Several doctors told me that they’re committed to following whatever their professional society—be it the AAP, the American Academy of Family Physicians, or another organization—recommends. But they also acknowledged that doing so may not be practical. Public schools generally look to the national immunization schedule to determine which vaccines to mandate for entry, and when; the government’s official stance on vaccines can also influence the price and availability of shots, and determine what insurers will cover. ACIP also decides which vaccines are covered by the Vaccines for Children Program, which ensures access for kids whose families can’t afford shots.
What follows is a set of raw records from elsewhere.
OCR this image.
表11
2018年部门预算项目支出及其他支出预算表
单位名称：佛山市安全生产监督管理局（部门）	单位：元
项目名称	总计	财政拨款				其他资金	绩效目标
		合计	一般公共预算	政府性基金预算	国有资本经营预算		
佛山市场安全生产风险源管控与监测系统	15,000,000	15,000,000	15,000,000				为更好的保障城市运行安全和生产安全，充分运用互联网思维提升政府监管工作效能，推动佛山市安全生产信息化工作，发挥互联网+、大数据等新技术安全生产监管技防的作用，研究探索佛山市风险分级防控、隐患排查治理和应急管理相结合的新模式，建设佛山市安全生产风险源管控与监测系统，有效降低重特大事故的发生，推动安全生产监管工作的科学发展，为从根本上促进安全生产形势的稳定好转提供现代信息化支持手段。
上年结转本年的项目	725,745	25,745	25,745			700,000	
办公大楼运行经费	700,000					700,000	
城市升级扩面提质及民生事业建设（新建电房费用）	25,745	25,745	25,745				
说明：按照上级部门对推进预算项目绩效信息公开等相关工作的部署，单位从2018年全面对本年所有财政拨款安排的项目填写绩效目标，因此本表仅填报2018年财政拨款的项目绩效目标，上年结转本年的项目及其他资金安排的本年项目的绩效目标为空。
Certain patients might opt to pay for shots out of pocket; Alanna Levine, a pediatrician in New York, told me that her practice intends to seek grant funding that might help it continue to offer vaccines to all of its patients, regardless of insurance coverage. But some vaccines can cost as much as hundreds of dollars per dose—a price that many families won’t be able to, or want to, pay and that many doctors’ offices won’t want to shoulder to keep shots in stock. “We would definitely lose considerable money if we bought vaccines, paid to store the vaccines, paid to administer the vaccines, and then families couldn’t afford to pay us,” Ernest told me. As much as doctors want to continue to “follow the science”—as nearly all of them put it to me—the power of the government may force their hand. “I can recommend something, but if it’s not paid for, I know my patients aren’t going to get it,” Hamilton told me.
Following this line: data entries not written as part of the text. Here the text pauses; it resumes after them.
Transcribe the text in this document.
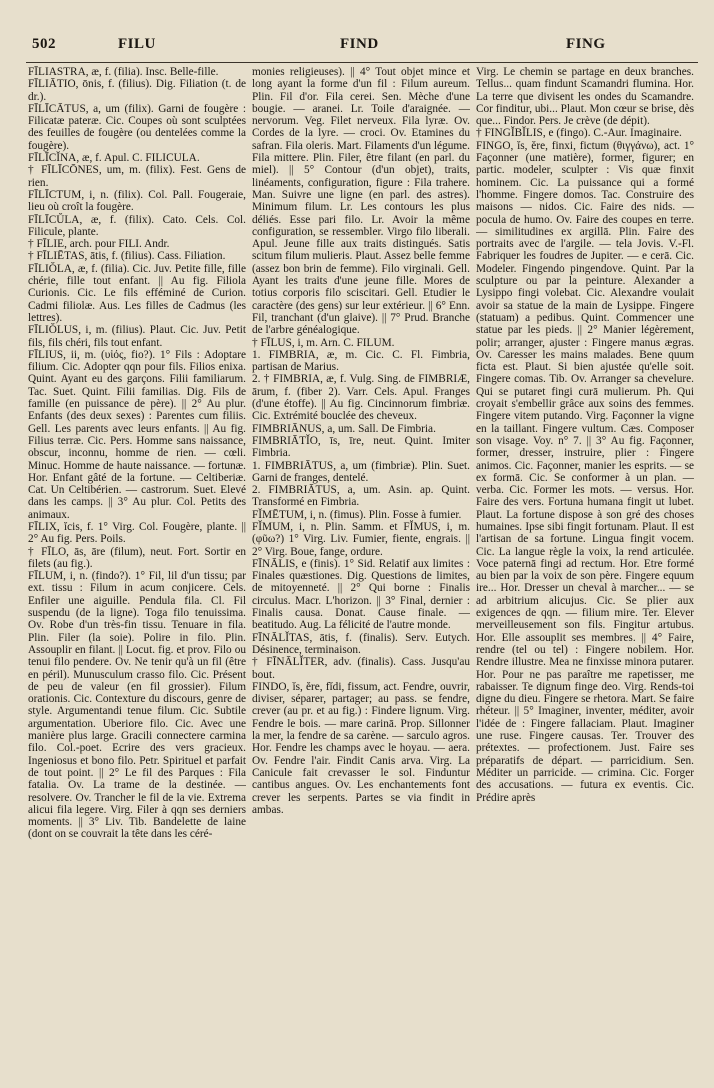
502	FILU	FIND	FING

FĪLIASTRA, æ, f. (filia). Insc. Belle-fille.

FĪLIĀTIO, ōnis, f. (filius). Dig. Filiation (t. de dr.).

FĪLĪCĀTUS, a, um (filix). Garni de fougère : Filicatæ pateræ. Cic. Coupes où sont sculptées des feuilles de fougère (ou dentelées comme la fougère).

FĪLĪCĬNA, æ, f. Apul. C. FILICULA.

† FĪLĪCŌNES, um, m. (filix). Fest. Gens de rien.

FĪLĪCTUM, i, n. (filix). Col. Pall. Fougeraie, lieu où croît la fougère.

FĪLĪCŬLA, æ, f. (filix). Cato. Cels. Col. Filicule, plante.

† FĪLIE, arch. pour FILI. Andr.

† FĪLIĒTAS, ātis, f. (filius). Cass. Filiation.

FĪLIŎLA, æ, f. (filia). Cic. Juv. Petite fille, fille chérie, fille tout enfant. || Au fig. Filiola Curionis. Cic. Le fils efféminé de Curion. Cadmi filiolæ. Aus. Les filles de Cadmus (les lettres).

FĪLIŎLUS, i, m. (filius). Plaut. Cic. Juv. Petit fils, fils chéri, fils tout enfant.

FĪLIUS, ii, m. (υἱός, fio?). 1° Fils : Adoptare filium. Cic. Adopter qqn pour fils. Filios enixa. Quint. Ayant eu des garçons. Filii familiarum. Tac. Suet. Quint. Filii familias. Dig. Fils de famille (en puissance de père). || 2° Au plur. Enfants (des deux sexes) : Parentes cum filiis. Gell. Les parents avec leurs enfants. || Au fig. Filius terræ. Cic. Pers. Homme sans naissance, obscur, inconnu, homme de rien. — cœli. Minuc. Homme de haute naissance. — fortunæ. Hor. Enfant gâté de la fortune. — Celtiberiæ. Cat. Un Celtibérien. — castrorum. Suet. Elevé dans les camps. || 3° Au plur. Col. Petits des animaux.

FĪLIX, ĭcis, f. 1° Virg. Col. Fougère, plante. || 2° Au fig. Pers. Poils.

† FĪLO, ās, āre (filum), neut. Fort. Sortir en filets (au fig.).

FĪLUM, i, n. (findo?). 1° Fil, lil d'un tissu; par ext. tissu : Filum in acum conjicere. Cels. Enfiler une aiguille. Pendula fila. Cl. Fil suspendu (de la ligne). Toga filo tenuissima. Ov. Robe d'un très-fin tissu. Tenuare in fila. Plin. Filer (la soie). Polire in filo. Plin. Assouplir en filant. || Locut. fig. et prov. Filo ou tenui filo pendere. Ov. Ne tenir qu'à un fil (être en péril). Munusculum crasso filo. Cic. Présent de peu de valeur (en fil grossier). Filum orationis. Cic. Contexture du discours, genre de style. Argumentandi tenue filum. Cic. Subtile argumentation. Uberiore filo. Cic. Avec une manière plus large. Gracili connectere carmina filo. Col.-poet. Ecrire des vers gracieux. Ingeniosus et bono filo. Petr. Spirituel et parfait de tout point. || 2° Le fil des Parques : Fila fatalia. Ov. La trame de la destinée. — resolvere. Ov. Trancher le fil de la vie. Extrema alicui fila legere. Virg. Filer à qqn ses derniers moments. || 3° Liv. Tib. Bandelette de laine (dont on se couvrait la tête dans les céré-

monies religieuses). || 4° Tout objet mince et long ayant la forme d'un fil : Filum aureum. Plin. Fil d'or. Fila cerei. Sen. Mèche d'une bougie. — aranei. Lr. Toile d'araignée. — nervorum. Veg. Filet nerveux. Fila lyræ. Ov. Cordes de la lyre. — croci. Ov. Etamines du safran. Fila oleris. Mart. Filaments d'un légume. Fila mittere. Plin. Filer, être filant (en parl. du miel). || 5° Contour (d'un objet), traits, linéaments, configuration, figure : Fila trahere. Man. Suivre une ligne (en parl. des astres). Minimum filum. Lr. Les contours les plus déliés. Esse pari filo. Lr. Avoir la même configuration, se ressembler. Virgo filo liberali. Apul. Jeune fille aux traits distingués. Satis scitum filum mulieris. Plaut. Assez belle femme (assez bon brin de femme). Filo virginali. Gell. Ayant les traits d'une jeune fille. Mores de totius corporis filo sciscitari. Gell. Etudier le caractère (des gens) sur leur extérieur. || 6° Enn. Fil, tranchant (d'un glaive). || 7° Prud. Branche de l'arbre généalogique.

† FĪLUS, i, m. Arn. C. FILUM.

1. FIMBRIA, æ, m. Cic. C. Fl. Fimbria, partisan de Marius.

2. † FIMBRIA, æ, f. Vulg. Sing. de FIMBRIÆ, ārum, f. (fiber 2). Varr. Cels. Apul. Franges (d'une étoffe). || Au fig. Cincinnorum fimbriæ. Cic. Extrémité bouclée des cheveux.

FIMBRIĀNUS, a, um. Sall. De Fimbria.

FIMBRIĀTĬO, īs, īre, neut. Quint. Imiter Fimbria.

1. FIMBRIĀTUS, a, um (fimbriæ). Plin. Suet. Garni de franges, dentelé.

2. FIMBRIĀTUS, a, um. Asin. ap. Quint. Transformé en Fimbria.

FĬMĒTUM, i, n. (fimus). Plin. Fosse à fumier.

FĬMUM, i, n. Plin. Samm. et FĬMUS, i, m. (φῦω?) 1° Virg. Liv. Fumier, fiente, engrais. || 2° Virg. Boue, fange, ordure.

FĪNĀLIS, e (finis). 1° Sid. Relatif aux limites : Finales quæstiones. Dig. Questions de limites, de mitoyenneté. || 2° Qui borne : Finalis circulus. Macr. L'horizon. || 3° Final, dernier : Finalis causa. Donat. Cause finale. — beatitudo. Aug. La félicité de l'autre monde.

FĪNĀLĬTAS, ātis, f. (finalis). Serv. Eutych. Désinence, terminaison.

† FĪNĀLĬTER, adv. (finalis). Cass. Jusqu'au bout.

FINDO, ĭs, ĕre, fĭdi, fissum, act. Fendre, ouvrir, diviser, séparer, partager; au pass. se fendre, crever (au pr. et au fig.) : Findere lignum. Virg. Fendre le bois. — mare carinā. Prop. Sillonner la mer, la fendre de sa carène. — sarculo agros. Hor. Fendre les champs avec le hoyau. — aera. Ov. Fendre l'air. Findit Canis arva. Virg. La Canicule fait crevasser le sol. Finduntur cantibus angues. Ov. Les enchantements font crever les serpents. Partes se via findit in ambas.

Virg. Le chemin se partage en deux branches. Tellus... quam findunt Scamandri flumina. Hor. La terre que divisent les ondes du Scamandre. Cor finditur, ubi... Plaut. Mon cœur se brise, dès que... Findor. Pers. Je crève (de dépit).

† FINGĬBĬLIS, e (fingo). C.-Aur. Imaginaire.

FINGO, ĭs, ĕre, finxi, fictum (θιγγάνω), act. 1° Façonner (une matière), former, figurer; en partic. modeler, sculpter : Vis quæ finxit hominem. Cic. La puissance qui a formé l'homme. Fingere domos. Tac. Construire des maisons — nidos. Cic. Faire des nids. — pocula de humo. Ov. Faire des coupes en terre. — similitudines ex argillā. Plin. Faire des portraits avec de l'argile. — tela Jovis. V.-Fl. Fabriquer les foudres de Jupiter. — e cerā. Cic. Modeler. Fingendo pingendove. Quint. Par la sculpture ou par la peinture. Alexander a Lysippo fingi volebat. Cic. Alexandre voulait avoir sa statue de la main de Lysippe. Fingere (statuam) a pedibus. Quint. Commencer une statue par les pieds. || 2° Manier légèrement, polir; arranger, ajuster : Fingere manus ægras. Ov. Caresser les mains malades. Bene quum ficta est. Plaut. Si bien ajustée qu'elle soit. Fingere comas. Tib. Ov. Arranger sa chevelure. Qui se putaret fingi curā mulierum. Ph. Qui croyait s'embellir grâce aux soins des femmes. Fingere vitem putando. Virg. Façonner la vigne en la taillant. Fingere vultum. Cæs. Composer son visage. Voy. n° 7. || 3° Au fig. Façonner, former, dresser, instruire, plier : Fingere animos. Cic. Façonner, manier les esprits. — se ex formā. Cic. Se conformer à un plan. — verba. Cic. Former les mots. — versus. Hor. Faire des vers. Fortuna humana fingit ut lubet. Plaut. La fortune dispose à son gré des choses humaines. Ipse sibi fingit fortunam. Plaut. Il est l'artisan de sa fortune. Lingua fingit vocem. Cic. La langue règle la voix, la rend articulée. Voce paternā fingi ad rectum. Hor. Etre formé au bien par la voix de son père. Fingere equum ire... Hor. Dresser un cheval à marcher... — se ad arbitrium alicujus. Cic. Se plier aux exigences de qqn. — filium mire. Ter. Elever merveilleusement son fils. Fingitur artubus. Hor. Elle assouplit ses membres. || 4° Faire, rendre (tel ou tel) : Fingere nobilem. Hor. Rendre illustre. Mea ne finxisse minora putarer. Hor. Pour ne pas paraître me rapetisser, me rabaisser. Te dignum finge deo. Virg. Rends-toi digne du dieu. Fingere se rhetora. Mart. Se faire rhéteur. || 5° Imaginer, inventer, méditer, avoir l'idée de : Fingere fallaciam. Plaut. Imaginer une ruse. Fingere causas. Ter. Trouver des prétextes. — profectionem. Just. Faire ses préparatifs de départ. — parricidium. Sen. Méditer un parricide. — crimina. Cic. Forger des accusations. — futura ex eventis. Cic. Prédire après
Several doctors told me that they hope insurers end up following the recommendations of professional societies. But in the absence of official harmonization with the government, professional societies might revert to developing their own schedule. Even if they were to agree with one another, the discrepancy between official medical advice and official governmental advice casts doubt on the scientific consensus that vaccines are safe and effective. Sian Jones-Jobst, a pediatrician in Lincoln, Nebraska, told me that some of her patients’ visits are now so dominated by combatting vaccine hesitancy that she runs out of time to discuss other aspects of their health. Uncertainty also makes the work of caring for patients inherently more challenging: Before, doctors trusted that they could simply follow the recommended schedule to keep their patients up-to-date on vaccines, Jason Terk, a pediatrician in Keller, Texas, told me. Now, though, divergence is the norm.